Three Practical Steps You Can Implement This Quarter
1. Figure out if you're a "covered platform" under TAKE IT DOWN and write it down. If your business has any user-generated content, ask your lawyer for a written opinion. Don't guess. If the answer is "we're not sure," treat yourself as covered until proven otherwise.
2. Set up a simple way for people to report harmful content. Even if you're not technically covered, having a clear reporting channel with a tracking number for the person reporting protects you. It needs to be easy to find on your site, not buried in the terms of service.
3. Make a list of every AI-generated voice, face, or avatar your company uses. Marketing videos, training content, product demos, customer service. For each one, confirm you have written consent from the real person whose voice or face was used. If you can't find the paperwork, either get it or pull the content.
Conclusion
For a long time, the U.S. approach to deepfakes was "we'll figure it out later." That's over. Federal enforcement is live. Criminal cases are open. Forty-six states have their own laws. A new federal bill on AI voice and likeness has serious momentum.

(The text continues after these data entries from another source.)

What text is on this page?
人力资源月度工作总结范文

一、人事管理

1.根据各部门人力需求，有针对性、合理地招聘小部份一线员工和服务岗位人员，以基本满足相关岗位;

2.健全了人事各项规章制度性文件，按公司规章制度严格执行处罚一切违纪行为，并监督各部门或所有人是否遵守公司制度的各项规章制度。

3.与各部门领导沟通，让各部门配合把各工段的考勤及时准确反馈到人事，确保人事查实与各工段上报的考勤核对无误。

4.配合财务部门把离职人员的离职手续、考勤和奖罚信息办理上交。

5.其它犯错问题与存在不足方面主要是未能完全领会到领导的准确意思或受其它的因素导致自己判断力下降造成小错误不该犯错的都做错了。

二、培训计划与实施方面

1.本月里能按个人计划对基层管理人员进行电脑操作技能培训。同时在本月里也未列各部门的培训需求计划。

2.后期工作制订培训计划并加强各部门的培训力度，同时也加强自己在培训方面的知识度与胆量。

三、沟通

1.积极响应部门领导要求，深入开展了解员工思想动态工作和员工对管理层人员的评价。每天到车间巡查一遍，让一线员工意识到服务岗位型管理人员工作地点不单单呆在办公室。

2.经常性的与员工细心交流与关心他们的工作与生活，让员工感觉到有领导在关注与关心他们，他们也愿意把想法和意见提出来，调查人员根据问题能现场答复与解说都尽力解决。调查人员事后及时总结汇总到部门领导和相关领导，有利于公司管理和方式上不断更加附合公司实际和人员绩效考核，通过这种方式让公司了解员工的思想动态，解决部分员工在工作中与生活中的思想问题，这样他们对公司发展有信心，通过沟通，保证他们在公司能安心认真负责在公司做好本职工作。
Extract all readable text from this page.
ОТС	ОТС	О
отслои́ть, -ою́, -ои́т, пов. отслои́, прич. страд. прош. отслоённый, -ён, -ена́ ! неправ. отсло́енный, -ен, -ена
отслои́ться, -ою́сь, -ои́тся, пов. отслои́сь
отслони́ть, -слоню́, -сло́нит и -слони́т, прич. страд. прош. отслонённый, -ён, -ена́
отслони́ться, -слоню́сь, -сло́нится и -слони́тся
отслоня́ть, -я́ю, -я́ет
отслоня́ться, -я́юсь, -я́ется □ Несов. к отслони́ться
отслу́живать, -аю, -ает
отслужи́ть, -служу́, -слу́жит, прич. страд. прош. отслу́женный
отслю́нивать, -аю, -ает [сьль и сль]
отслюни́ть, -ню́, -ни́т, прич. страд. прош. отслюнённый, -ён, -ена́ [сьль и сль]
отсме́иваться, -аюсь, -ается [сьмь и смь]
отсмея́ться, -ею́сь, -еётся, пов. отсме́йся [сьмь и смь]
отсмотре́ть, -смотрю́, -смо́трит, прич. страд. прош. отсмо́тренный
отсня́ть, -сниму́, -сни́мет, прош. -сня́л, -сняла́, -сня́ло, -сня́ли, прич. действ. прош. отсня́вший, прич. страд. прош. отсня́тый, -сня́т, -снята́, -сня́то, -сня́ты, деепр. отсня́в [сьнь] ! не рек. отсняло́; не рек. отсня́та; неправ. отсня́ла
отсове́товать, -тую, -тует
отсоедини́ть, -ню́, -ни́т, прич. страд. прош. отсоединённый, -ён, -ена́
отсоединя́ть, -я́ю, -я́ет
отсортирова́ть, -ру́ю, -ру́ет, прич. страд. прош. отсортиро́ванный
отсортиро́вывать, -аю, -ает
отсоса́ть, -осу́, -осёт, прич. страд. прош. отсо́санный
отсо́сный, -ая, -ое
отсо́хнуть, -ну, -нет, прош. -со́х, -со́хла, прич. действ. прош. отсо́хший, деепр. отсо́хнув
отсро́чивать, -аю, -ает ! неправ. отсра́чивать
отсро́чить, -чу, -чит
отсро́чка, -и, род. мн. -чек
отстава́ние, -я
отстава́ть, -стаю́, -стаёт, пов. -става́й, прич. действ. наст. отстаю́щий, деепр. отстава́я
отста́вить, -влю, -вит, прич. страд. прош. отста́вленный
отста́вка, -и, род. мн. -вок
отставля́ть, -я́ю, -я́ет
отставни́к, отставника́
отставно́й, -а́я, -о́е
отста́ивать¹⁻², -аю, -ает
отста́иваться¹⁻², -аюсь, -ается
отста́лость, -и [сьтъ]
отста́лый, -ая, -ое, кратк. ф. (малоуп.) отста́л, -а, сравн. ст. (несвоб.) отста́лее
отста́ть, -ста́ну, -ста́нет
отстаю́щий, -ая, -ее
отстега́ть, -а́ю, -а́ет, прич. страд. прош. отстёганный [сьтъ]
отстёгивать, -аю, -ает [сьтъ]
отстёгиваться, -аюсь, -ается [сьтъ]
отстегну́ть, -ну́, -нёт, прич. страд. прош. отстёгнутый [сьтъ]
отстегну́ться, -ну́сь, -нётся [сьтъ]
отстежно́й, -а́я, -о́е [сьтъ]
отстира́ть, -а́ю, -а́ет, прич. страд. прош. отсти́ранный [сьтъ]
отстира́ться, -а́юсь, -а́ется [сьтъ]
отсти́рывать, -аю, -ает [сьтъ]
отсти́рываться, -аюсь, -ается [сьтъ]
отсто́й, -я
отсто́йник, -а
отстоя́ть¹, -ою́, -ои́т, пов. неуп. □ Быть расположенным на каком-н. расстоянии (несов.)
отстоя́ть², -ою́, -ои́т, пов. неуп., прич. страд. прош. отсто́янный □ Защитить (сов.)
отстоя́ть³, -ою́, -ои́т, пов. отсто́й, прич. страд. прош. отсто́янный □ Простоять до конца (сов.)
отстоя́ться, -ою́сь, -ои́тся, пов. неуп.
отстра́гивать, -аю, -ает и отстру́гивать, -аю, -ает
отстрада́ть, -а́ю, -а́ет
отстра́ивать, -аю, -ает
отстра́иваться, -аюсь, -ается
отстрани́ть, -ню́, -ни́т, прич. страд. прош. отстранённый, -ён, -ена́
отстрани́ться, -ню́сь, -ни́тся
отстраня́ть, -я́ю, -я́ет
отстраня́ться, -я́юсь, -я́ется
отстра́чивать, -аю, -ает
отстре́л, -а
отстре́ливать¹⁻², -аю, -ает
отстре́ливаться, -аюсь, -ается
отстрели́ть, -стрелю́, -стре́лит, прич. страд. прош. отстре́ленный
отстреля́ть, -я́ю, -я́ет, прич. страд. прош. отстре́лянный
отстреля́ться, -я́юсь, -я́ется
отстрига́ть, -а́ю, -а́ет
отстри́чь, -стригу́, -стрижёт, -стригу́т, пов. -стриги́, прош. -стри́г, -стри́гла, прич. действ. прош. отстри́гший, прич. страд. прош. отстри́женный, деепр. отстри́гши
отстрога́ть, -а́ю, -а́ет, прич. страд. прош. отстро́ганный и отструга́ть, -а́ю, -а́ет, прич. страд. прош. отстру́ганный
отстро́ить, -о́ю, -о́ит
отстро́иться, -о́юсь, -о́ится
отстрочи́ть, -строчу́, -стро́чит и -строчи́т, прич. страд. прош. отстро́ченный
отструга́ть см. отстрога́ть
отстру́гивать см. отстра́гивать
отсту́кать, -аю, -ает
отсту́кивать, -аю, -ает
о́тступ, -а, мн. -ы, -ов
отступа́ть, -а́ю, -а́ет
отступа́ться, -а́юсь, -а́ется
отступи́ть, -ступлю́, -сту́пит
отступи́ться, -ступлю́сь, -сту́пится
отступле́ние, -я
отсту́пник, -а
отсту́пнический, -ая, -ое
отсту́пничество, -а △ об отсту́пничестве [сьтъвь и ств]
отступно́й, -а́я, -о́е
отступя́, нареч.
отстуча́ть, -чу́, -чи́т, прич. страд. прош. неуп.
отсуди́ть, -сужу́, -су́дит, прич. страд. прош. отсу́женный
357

If you run a business of any size in the U.S., three things are true right now:
You probably have more legal exposure than you realize, especially if you host user content or use AI-generated voices and faces in your marketing.
You are very likely to be targeted by deepfake fraud in the next 12 months, the tools are now cheap, fast, and widely available.
The most useful protections cost almost nothing, a written policy on AI-generated content, a callback verification rule for finance, a clear takedown process for user-generated platforms.
You don't need to become an expert in AI law. You need to make a few decisions, write them down, and train your team. Companies that do this in 2026 will spend the next year working normally. Companies that don't will spend it dealing with an incident.